Guile is mainly an implementation of Scheme, but the same engine can run other languages with some interoperability between the languages. It has a full elisp implementation. Guile Emacs can run elisp code but it can also run Scheme code, and it can call functions defined in one language from the other language. They are separate languages.
Isaiah Russell
trying to see if I can replace some bash init scripts with elisp scripts.
Nathaniel Gomez
Consider looking at the GUIXSD. You can configure your whole system with Guile.
Isaac Kelly
Yeah. Guix seems cool and Sepherd seems nifty. I just like doing weird shit the hard way. So is there an exec type function, or will I have to roll my own?
Aiden Campbell
Wouldn't it be more sensible to launch them as processes all controlled by a single Emacs instance instead of running a whole Emacs for every script?
Michael Peterson
Yeah. I thought about that. I'm actually going to try that sometime this week. I'm going to compile a super minimal LFS Then compile a specific copy of emacs to use at the init, and then use elisp to start running daemons. I have a feeling it will work horribly, but its just for shits and giggles.
Juan Moore
Eshell does not support POSIX piping, which is probably what OP means. The language of implementation is irrelevant.

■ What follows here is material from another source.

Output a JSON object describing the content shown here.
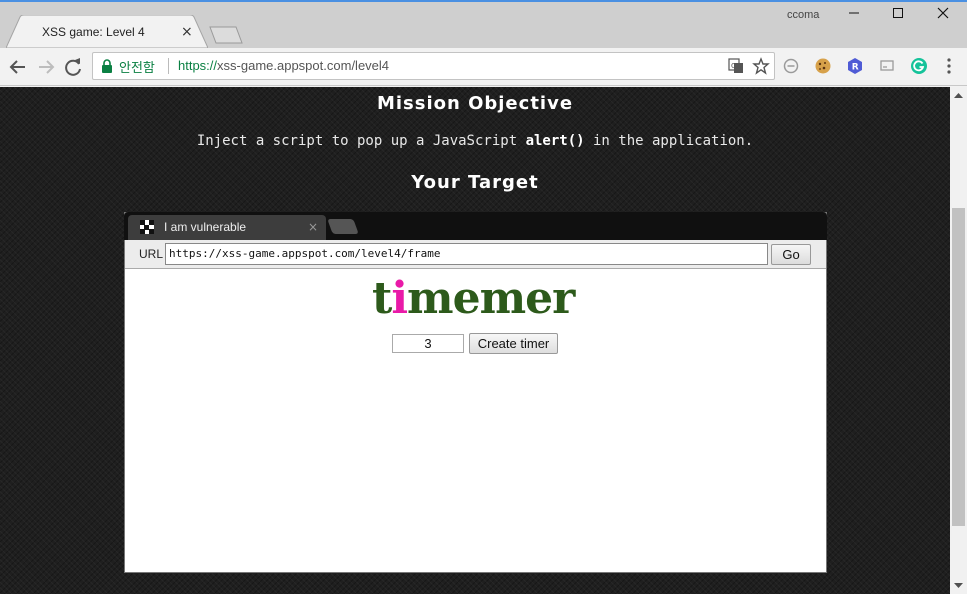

Eshell supports input redirection, but it uses shared handler for each standard stream, which renders it useless for any scripting. Just use shell-mode, it's much better.
Elisp is pure shit compared to any modern Lisp dialect. They say (since 2000) they would switch to Guile at some point, but likely never. Guile is somewhat better, but slow and awkward. Also it suffers from Scheme legacy, such as SFRIs and ICE-9.
There's no exec in Elisp Guile (as a compiler) can compile Elisp. There's no compatibility between two languages.
Nothing. We need to abandon it, and write a need one, stealing ideas from Haskell, Clojure and rc. Nothing. It's useless shit. It would be nice thought to have a shell with API for target language. Nothing. We need to abandon it, and write a need one, stealing ideas from Plan 9, Urbit and TempleOS.
Jayden Foster
I find github.com/deech/shen-elisp is a language more to my taste when programming Emacs. But as someone else mentioned, Emacs is probably moving to Guile "real soon now".
Aiden Davis
There is a working guile port. It needs more work before it performs well enough - I think it doesn't compile the elisp ahead of time or something.
Connor Jones
Guile Emacs is just Emacs linked against libguile and having some low-level stuff replaced with it. As the result it's very slow. Also >git.hcoop.net/?p=bpt/emacs.git Emacs with Guile Scheme as the primary language environment is a vaporware. And Elisp is far from being the only thing that is wrong with Emacs.
Poo in loo.
Tyler Martinez
I wonder if it is possible to replace eshell with elisp bindings to busybox (or some tool like that), so we'd have POSIX shell accessible from elisp.